The overall larval anopheline density was 0.12 with highest anopheline larval density observed in Tolay site (0.66) followed by Malindi (0.55) and Nyabondo (0.08) (Fig. 4). Similarly, the overall larval culicines density was 0.18 with the highest larval culicines density observed in Tolay (1.20), followed by Malindi (0.42) and Nyabondo (0.13) sites. In overall, arm 2 had the least larval vector density for both anophelines and culicines compared to other study arms. At individual site level, arm 2 had the least larval density for anophelines and culicines in Nyabondo and Tolay study sites.

Analysis of the effect of the treatment interventions on larval vector density showed that in overall arm 2 of the study significantly reduced the larval anophelines density by nearly a third (DR = 0.65, p < 0.001), and also significantly reduced the larval culicines density by nearly 12% (DR = 0.88, p = 0.0016). In two study sites, Malindi and Nyabondo, arm 2 significantly reduced the larval anophelines density by 85 and 20% in the two sites, respectively. However, the larval culicines density was significantly reduced in arm 2 and both arms 2 and 3 only in Nyabondo and Malindi study sites, respectively (Table 3).

Baseline demographic and epidemiological characteristics for the school children is shown in Table 1. A total of 3599 children (38 schools) with median age of 9 years (range: 3–19 years) were included in the baseline cross-sectional survey in all the three sites. The reported household membership was five people per household with high household membership observed in Malindi study site. Baseline overall malaria prevalence was low 8.8% (95% CI 5.5–14.0%) with the baseline prevalence being significantly different in each of the four study arms, χ² = 216.06, p < 0.001 and ranged from 5.1 to 12.6%.

Table 4 outlines the number of schools and children surveyed, malaria prevalence and the overall treatment interventions effect on malaria prevalence. The overall malaria prevalence was 13.3% (95% CI 8.8–20.0%) with the highest malaria prevalence observed in Nyabondo site 32.4% followed by Malindi 5.7% and Tolay 1.7%. In overall, highest malaria prevalence was observed in the third year of the survey (the year 2015) compared to the other 2 years.

Overall, the least malaria prevalence was observed in the control arm (7.7%) and highest prevalence in arm 4 of the study (19.3%). However, arm 3 of the study showed least prevalence in two study sites, Malindi and Nyabondo, with arm 4 showing the least prevalence in Tolay site only.
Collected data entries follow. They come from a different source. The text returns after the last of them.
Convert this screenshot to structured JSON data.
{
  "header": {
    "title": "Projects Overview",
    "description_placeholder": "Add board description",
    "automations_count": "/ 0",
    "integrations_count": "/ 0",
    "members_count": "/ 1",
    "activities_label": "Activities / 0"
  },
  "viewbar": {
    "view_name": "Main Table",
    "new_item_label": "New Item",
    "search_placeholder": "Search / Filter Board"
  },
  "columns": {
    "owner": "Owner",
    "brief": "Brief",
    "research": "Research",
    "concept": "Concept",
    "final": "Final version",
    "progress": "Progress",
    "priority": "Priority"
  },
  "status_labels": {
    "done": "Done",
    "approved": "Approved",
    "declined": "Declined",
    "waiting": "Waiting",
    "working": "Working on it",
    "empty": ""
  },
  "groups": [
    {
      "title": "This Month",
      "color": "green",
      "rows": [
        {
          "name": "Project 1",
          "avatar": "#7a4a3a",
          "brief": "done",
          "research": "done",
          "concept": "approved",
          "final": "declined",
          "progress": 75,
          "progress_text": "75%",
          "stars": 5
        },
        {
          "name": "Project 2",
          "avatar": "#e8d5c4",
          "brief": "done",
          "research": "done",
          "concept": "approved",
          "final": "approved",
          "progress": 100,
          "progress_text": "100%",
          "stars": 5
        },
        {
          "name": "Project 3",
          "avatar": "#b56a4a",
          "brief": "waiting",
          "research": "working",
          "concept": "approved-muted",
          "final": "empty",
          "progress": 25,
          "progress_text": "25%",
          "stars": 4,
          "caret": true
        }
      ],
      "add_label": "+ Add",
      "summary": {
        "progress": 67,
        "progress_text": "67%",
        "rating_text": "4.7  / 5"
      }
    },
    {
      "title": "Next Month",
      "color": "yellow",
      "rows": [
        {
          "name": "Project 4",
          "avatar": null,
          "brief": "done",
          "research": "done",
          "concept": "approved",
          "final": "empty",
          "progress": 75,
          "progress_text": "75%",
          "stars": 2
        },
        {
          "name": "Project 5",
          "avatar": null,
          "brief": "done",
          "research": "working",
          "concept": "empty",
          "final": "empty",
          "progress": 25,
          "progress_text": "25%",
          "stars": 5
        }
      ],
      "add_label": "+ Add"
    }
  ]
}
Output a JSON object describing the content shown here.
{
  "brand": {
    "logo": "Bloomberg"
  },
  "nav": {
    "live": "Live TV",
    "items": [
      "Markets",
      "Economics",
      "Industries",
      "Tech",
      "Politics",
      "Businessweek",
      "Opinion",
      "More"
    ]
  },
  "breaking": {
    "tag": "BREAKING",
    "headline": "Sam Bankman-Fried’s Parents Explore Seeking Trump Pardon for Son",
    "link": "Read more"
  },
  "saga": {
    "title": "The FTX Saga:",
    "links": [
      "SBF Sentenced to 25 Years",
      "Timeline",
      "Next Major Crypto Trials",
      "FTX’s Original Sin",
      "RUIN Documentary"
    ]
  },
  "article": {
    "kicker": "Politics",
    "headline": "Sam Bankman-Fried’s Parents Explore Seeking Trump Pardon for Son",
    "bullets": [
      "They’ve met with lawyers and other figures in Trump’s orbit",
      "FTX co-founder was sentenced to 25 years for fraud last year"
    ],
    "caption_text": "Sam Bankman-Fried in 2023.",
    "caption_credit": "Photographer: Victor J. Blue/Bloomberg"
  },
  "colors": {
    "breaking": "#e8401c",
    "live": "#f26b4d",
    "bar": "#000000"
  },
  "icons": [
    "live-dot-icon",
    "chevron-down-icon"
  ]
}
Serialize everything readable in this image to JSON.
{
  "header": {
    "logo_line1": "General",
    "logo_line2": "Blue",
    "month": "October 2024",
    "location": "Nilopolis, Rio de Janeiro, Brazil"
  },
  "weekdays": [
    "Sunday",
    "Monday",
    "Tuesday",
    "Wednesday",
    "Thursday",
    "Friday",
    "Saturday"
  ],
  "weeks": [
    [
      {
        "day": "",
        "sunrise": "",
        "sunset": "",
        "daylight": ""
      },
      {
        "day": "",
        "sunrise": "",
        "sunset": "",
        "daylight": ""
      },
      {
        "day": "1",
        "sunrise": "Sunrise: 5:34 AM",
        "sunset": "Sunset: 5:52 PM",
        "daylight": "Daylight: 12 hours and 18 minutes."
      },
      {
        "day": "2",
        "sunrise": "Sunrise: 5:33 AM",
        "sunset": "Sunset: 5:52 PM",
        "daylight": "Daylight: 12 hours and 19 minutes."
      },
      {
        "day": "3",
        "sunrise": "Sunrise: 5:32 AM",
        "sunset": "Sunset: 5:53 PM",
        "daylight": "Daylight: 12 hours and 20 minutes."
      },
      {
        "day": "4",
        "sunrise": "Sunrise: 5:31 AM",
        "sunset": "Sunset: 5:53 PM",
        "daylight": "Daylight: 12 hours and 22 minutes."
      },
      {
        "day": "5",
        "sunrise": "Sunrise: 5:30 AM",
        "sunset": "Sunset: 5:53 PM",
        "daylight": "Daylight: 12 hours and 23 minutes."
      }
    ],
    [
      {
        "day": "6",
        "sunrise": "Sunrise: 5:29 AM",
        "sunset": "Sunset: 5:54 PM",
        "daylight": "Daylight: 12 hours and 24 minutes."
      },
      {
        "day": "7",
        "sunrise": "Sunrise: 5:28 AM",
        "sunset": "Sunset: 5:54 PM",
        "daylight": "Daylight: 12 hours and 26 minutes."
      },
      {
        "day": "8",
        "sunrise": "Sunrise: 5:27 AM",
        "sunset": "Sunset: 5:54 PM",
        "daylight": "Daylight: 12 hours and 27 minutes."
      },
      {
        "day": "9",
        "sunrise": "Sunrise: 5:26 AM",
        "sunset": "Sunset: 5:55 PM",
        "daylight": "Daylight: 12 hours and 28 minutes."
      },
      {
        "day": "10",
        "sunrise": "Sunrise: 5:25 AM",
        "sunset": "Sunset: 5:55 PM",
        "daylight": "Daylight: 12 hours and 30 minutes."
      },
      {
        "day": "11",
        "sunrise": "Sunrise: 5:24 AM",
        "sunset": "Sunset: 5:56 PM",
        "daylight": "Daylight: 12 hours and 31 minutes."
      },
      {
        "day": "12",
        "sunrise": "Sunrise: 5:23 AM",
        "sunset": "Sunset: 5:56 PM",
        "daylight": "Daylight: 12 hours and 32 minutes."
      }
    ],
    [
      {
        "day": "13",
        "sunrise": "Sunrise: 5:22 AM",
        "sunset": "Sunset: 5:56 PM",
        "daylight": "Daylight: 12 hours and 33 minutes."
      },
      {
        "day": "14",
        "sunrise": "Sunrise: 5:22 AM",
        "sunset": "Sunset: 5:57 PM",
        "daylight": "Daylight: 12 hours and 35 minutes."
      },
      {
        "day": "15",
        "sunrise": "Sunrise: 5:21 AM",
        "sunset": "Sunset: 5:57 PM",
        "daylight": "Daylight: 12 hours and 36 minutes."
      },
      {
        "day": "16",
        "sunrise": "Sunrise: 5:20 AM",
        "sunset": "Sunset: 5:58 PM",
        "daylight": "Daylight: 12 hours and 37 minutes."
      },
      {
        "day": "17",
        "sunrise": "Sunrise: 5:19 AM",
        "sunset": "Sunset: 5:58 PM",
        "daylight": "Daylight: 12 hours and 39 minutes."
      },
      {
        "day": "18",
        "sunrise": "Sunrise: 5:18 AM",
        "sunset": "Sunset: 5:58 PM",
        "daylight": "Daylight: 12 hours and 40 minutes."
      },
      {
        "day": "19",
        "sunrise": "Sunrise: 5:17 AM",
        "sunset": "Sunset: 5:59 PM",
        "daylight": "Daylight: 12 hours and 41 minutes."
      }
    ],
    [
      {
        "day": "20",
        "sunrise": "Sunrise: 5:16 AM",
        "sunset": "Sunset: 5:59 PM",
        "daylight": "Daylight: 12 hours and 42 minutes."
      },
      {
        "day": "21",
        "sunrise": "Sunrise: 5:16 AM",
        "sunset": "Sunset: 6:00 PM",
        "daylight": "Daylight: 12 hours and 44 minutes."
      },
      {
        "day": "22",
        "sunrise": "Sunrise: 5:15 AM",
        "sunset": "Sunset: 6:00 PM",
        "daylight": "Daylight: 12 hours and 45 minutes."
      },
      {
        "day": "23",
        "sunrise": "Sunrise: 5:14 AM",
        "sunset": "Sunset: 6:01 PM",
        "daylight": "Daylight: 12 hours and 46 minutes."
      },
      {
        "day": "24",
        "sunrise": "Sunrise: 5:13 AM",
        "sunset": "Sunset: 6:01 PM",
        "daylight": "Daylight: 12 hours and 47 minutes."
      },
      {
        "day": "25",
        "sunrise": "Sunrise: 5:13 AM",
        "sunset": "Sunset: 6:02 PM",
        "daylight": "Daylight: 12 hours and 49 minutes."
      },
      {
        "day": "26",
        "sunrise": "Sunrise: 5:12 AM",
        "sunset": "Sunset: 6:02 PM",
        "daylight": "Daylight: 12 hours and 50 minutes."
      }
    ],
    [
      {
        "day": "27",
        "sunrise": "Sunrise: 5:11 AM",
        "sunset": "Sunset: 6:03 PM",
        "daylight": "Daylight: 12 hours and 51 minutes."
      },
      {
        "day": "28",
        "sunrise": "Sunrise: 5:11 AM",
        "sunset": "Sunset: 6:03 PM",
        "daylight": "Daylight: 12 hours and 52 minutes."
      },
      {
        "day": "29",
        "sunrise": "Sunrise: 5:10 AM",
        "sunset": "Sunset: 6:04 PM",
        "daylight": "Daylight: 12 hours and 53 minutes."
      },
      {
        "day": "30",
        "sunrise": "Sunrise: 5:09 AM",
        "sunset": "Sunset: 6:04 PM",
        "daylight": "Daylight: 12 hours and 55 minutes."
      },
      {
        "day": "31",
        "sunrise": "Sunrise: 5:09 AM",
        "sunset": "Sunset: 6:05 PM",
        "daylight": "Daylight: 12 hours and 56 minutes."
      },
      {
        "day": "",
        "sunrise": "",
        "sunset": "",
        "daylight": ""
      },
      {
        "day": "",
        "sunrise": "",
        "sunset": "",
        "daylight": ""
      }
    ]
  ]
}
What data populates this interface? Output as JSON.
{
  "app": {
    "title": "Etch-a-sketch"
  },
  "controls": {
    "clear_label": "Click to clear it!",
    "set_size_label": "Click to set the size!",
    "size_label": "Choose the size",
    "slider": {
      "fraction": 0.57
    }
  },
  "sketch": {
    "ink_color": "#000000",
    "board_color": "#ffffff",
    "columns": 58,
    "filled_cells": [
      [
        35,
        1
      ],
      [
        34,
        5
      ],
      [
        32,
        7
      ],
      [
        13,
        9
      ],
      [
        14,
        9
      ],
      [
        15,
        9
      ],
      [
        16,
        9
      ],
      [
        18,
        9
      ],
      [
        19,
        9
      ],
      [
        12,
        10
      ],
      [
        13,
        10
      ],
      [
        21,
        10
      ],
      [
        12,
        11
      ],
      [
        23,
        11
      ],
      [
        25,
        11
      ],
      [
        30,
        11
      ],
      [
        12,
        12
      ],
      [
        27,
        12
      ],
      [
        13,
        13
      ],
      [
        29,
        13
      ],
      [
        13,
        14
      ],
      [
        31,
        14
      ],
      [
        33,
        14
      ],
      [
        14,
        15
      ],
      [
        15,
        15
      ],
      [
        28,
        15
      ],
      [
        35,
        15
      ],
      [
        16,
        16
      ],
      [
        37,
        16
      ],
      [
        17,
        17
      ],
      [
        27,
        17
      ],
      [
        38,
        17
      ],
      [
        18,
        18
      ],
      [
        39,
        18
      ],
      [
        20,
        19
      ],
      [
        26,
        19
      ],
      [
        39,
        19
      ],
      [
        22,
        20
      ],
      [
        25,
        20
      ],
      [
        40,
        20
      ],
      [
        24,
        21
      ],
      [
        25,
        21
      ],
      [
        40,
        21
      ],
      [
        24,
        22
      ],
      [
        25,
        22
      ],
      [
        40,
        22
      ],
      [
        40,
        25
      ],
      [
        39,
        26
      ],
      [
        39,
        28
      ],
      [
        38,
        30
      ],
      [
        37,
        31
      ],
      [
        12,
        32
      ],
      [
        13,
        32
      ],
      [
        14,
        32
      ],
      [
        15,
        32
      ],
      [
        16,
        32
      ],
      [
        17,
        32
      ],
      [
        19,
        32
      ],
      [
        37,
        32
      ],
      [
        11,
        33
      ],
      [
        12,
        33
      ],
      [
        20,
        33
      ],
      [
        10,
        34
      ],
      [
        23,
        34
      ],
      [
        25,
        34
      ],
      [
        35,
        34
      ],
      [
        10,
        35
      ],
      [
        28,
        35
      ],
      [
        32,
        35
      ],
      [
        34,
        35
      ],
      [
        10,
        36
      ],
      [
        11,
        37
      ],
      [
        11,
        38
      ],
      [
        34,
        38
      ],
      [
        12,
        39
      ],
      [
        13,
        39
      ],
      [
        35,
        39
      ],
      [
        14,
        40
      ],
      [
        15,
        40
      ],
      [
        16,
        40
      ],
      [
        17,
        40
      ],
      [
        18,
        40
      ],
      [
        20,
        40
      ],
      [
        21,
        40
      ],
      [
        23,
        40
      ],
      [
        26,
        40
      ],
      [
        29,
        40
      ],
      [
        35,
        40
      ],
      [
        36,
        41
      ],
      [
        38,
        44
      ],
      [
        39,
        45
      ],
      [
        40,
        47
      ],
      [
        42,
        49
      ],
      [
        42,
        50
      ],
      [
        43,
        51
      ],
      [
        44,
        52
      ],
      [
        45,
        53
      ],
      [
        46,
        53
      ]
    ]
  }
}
Figure 5 provides the site-specific malaria prevalence by the different treatment interventions. At global level, analysis of the effect of the treatment interventions on malaria prevalence showed that only arm 3 reduced malaria prevalence by 10% (aOR = 0.9, p = 0.356), although this was not significant. The other intervention combinations did not show any prevalence reduction when compared to the control arm of the study. However, at individual site level Tolay showed significant reduction in malaria prevalence in arm 4 by 50% (aOR = 0.5, p = 0.032), while Malindi and Nyabondo showed no prevalence reduction in any of the study arms.

The results demonstrated that children under 5 years of age (aOR = 2.3, p < 0.001) as well as those aged 6 to 10 years (aOR = 1.6, p < 0.001) were at significant risk of malaria infection when compared to older children (over 10 years). However, male children were at non-significant risk of malaria infection compared to females, aOR = 1.1, p = 0.635.